Seven tips to get your Self Assessment tax return right

Over 12m people were due to file a self assessment tax return last year. Of these, 8% missed the deadline. While this figure was down from 19% the year before, it still equated to a total of an estimated 1 million people.

Failure to file your self assessment could see you hit with an initial late filing penalty of £100 if you are up to three months late in doing so.

You’ll have to pay more if it’s later, or if you pay your tax bill late and you’ll also be charged interest on your late payments.

Despite the year on year reduction in the number of people missing the self-assessment tax deadline, it’s expected that this downward trend will be reversed this year.

56% increase in time taken to answer calls

The reason? At the start of December last year, HMRC made the baffling announcement that they would be closing their helpline to all but priority calls.

Further analysis of the latest Gov data by RIFT’s shows that in November 2023, just prior to this announcement, the average waiting time to speak to someone sat at an average of 22 minutes and 18 seconds. This was 56% longer versus November 2022, despite the fact that the number of calls received had actually declined by 1.4% during the same time period.

Data from HMRC itself shows that nearly a quarter of all calls to HMRC advisers are made in the eight weeks leading up to the January self-assessment deadline. It’s not just those embarking on self-assessment for the first time in 2024 who are likely to struggle, there is also expected to be increased demand for help from pensioners who have been drawn into income tax territory, as well as those impacted by the Government’s stealth tax raid.

Inadequate webchat service buckling under pressure

HMRC’s solution has been to funnel customers to their webchat service and the analysis by RIFT shows that in November last year, 99,381 webchats were submitted to HMRC, a year on year increase of 139.5% – a huge increase before the decision to close the HMRC helpline was even made.

However, the service has been criticised as not fit for purpose, with many failing to get the answers they need, while many more have also struggled to use it in the first place, including older generations and those with learning difficulties such as dyslexia.
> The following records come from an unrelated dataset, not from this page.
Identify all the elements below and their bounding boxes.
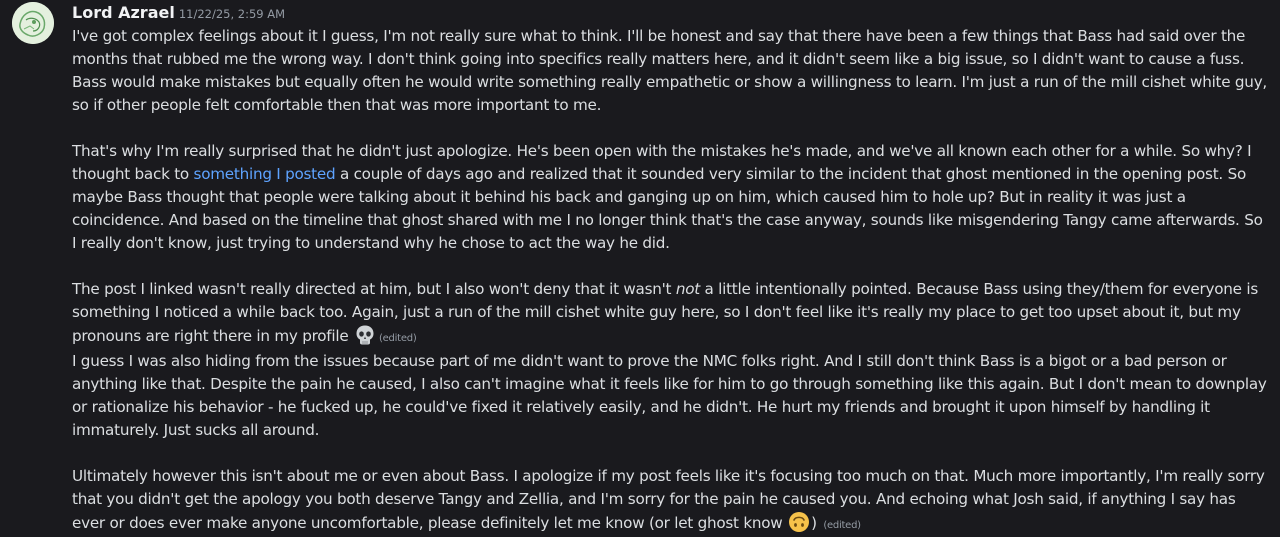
message-header: Lord Azrael 11/22/25, 2:59 AM [72, 0, 1268, 25]
avatar-image [12, 2, 54, 44]
username[interactable]: Lord Azrael [72, 3, 175, 22]
message-paragraph: That's why I'm really surprised that he … [72, 140, 1268, 255]
timestamp: 11/22/25, 2:59 AM [178, 7, 286, 21]
text-segment: ) [811, 514, 817, 532]
message-content-2: I guess I was also hiding from the issue… [72, 350, 1268, 537]
message-paragraph: The post I linked wasn't really directed… [72, 278, 1268, 350]
edited-label: (edited) [823, 520, 861, 531]
skull-emoji[interactable] [354, 324, 376, 346]
italic-text: not [675, 280, 700, 298]
text-segment: The post I linked wasn't really directed… [72, 280, 676, 298]
message-paragraph: Ultimately however this isn't about me o… [72, 465, 1268, 537]
avatar[interactable] [12, 2, 54, 44]
message-content-1: I've got complex feelings about it I gue… [72, 25, 1268, 350]
text-segment: Ultimately however this isn't about me o… [72, 467, 1265, 532]
message-paragraph: I've got complex feelings about it I gue… [72, 27, 1268, 114]
message-paragraph: I guess I was also hiding from the issue… [72, 352, 1267, 439]
upside-down-face-emoji[interactable] [788, 511, 810, 533]
message-group: Lord Azrael 11/22/25, 2:59 AM I've got co… [0, 0, 1280, 537]
message-link[interactable]: something I posted [194, 165, 336, 183]
edited-label: (edited) [379, 333, 417, 344]
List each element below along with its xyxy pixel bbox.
Customers expected to be out of pocket

Not only are many customers in danger of receiving fines for missing the self-assessment deadline, many more are worried that they will underpay on the tax owed, making them liable to further financial penalties down the line.

However, internal data from RIFT also shows that they could be out of pocket should they overpay.

The figures from RIFT show that the average tax refund from HMRC currently stands at £1,625, having increased by 5.1% in the last year alone.

But it’s not just an overpayment that could mean you are owed a refund. Many self-employed workers simply don’t realise that they could be owed money if they’ve purchased items such as office supplies, clothing or subscriptions related to their work. They can also claim a refund if they have made a donation to charity, clocked up mileage while travelling for work or incurred legal or financial costs such as hiring an accountant.

Bradley Post, MD of RIFT, said, “The decision by HMRC to close their helpline ahead of this month’s self-assessment deadline has been heavily criticised and quite rightly so as it’s likely to impact millions of people, many of whom will be undertaking the task of completing a self-assessment for the first time.

While we can appreciate that the current economic landscape is far from ideal and HMRC itself is not immune to such factors, it’s fair to say that it should have been much better prepared to deal with the increased demand for its help and advice.

For those still struggling with a self-assessment the best advice at this late stage is to contact them as early as possible with any query, have your finances well organised before you do and, if you’re still at a loss, seek the help of additional industry professionals such as an accountant, or a tax return specialist like RIFT.”